Les photographies de Vincent Chevillon sont souvent compartimentées en de multiples espaces, à l’image des boîtes d’entomologie contenant les papillons et les insectes dans les musées, ou des sites de carroyage* lors de recherches archéologiques. Cette répartition permet à l’artiste d’évoquer ces dispositifs de muséographie ainsi que l’archéologie, mais crée également une impression d’étrangeté.
Après la mise en place d’un studio de photographie au sein même de l’exposition (selon l’âge des participants, cette mise en place était faite par les jeunes ou par Stimultania en amont), les participants réfléchissaient à une mise en scène leur permettant de ne révéler que des parties fragmentées de leur corps au moyen d’un mobilier divisé en cases. À l’aide des outils mis à disposition par Stimultania, ils pouvaient travailler sur les contrastes et la lumière dans leurs photographies et ainsi s’approprier la dimension technique d’une prise de vue.

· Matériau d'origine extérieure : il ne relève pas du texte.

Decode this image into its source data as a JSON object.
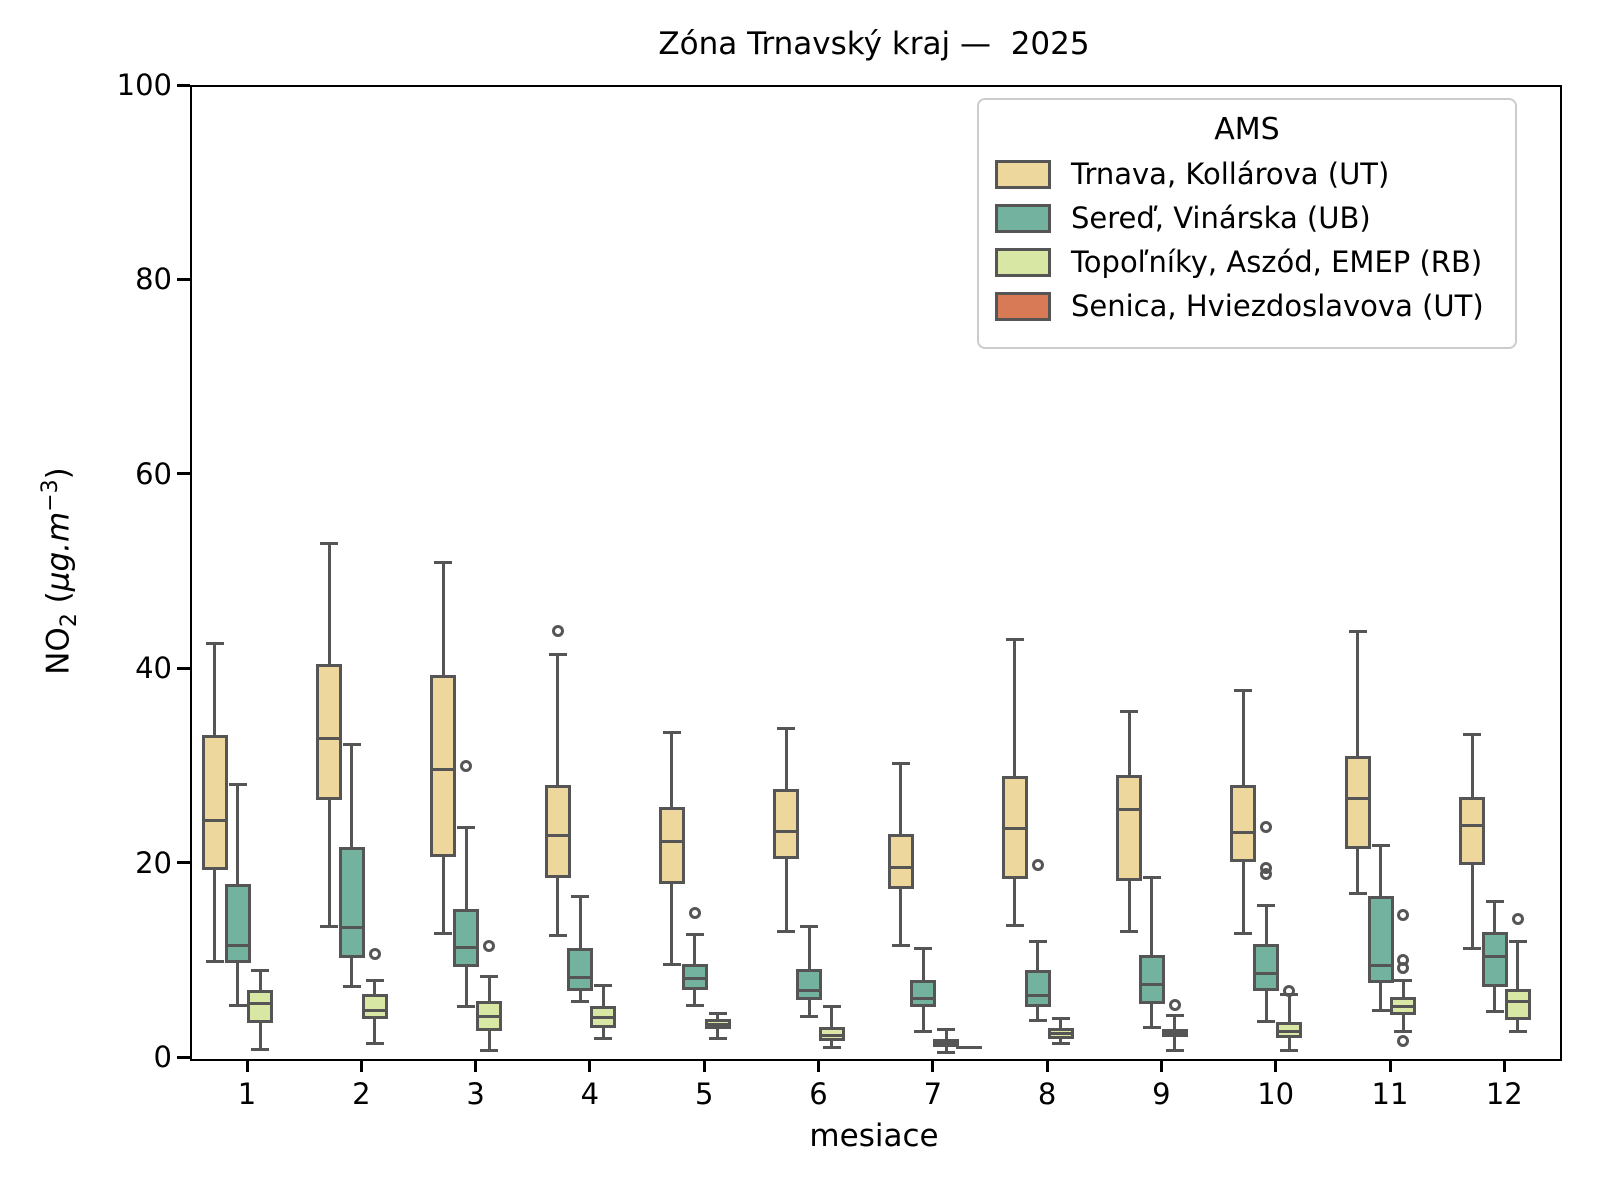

À l’image de réels archéologues, les participants plaçaient également un mètre à ruban à côté de leur composition finale pour s’immerger dans un contexte de fouille archéologique.
* CARROYAGE : en archéologie, le carroyage est une technique de quadrillage permettant de localiser l’endroit d’où a été extrait un objet, et de dresser la cartographie du lieu des fouilles (Wikipédia).
ATELIER “DESSINE-MOI UNE CHIMÈRE”
Dans cette exposition, l’artiste Vincent Chevillon présente plusieurs squelettes d’animaux mystérieux et imposants ; sur les photographies, les différentes parties du corps des créatures sont réparties dans plusieurs cases.
Dans un premier temps, les enfants étaient amenés à deviner de quel animal provenait l’un des squelettes. Ils l’étudiaient et interprétaient ce qu’ils voient. Puis, répartis en petits groupes de trois, ils dessinaient chacun une partie de cet animal (tête, milieu du corps, arrière du corps), et assemblaient les différentes parties de l’animal pour créer des chimères colorées et étranges.
Lors de la dernière partie de l’atelier, les enfants retournaient devant la photographie du squelette sélectionné pour découvrir de quel animal il s’agissait réellement, ceci grâce aux explications de la médiatrice.
Enfin, selon le niveau des enfants, ils photographiaient leur création à côté du squelette d’origine, en travaillant sur la profondeur de champ et la notion d’échelle, afin d’aborder des pratiques photographiques de base.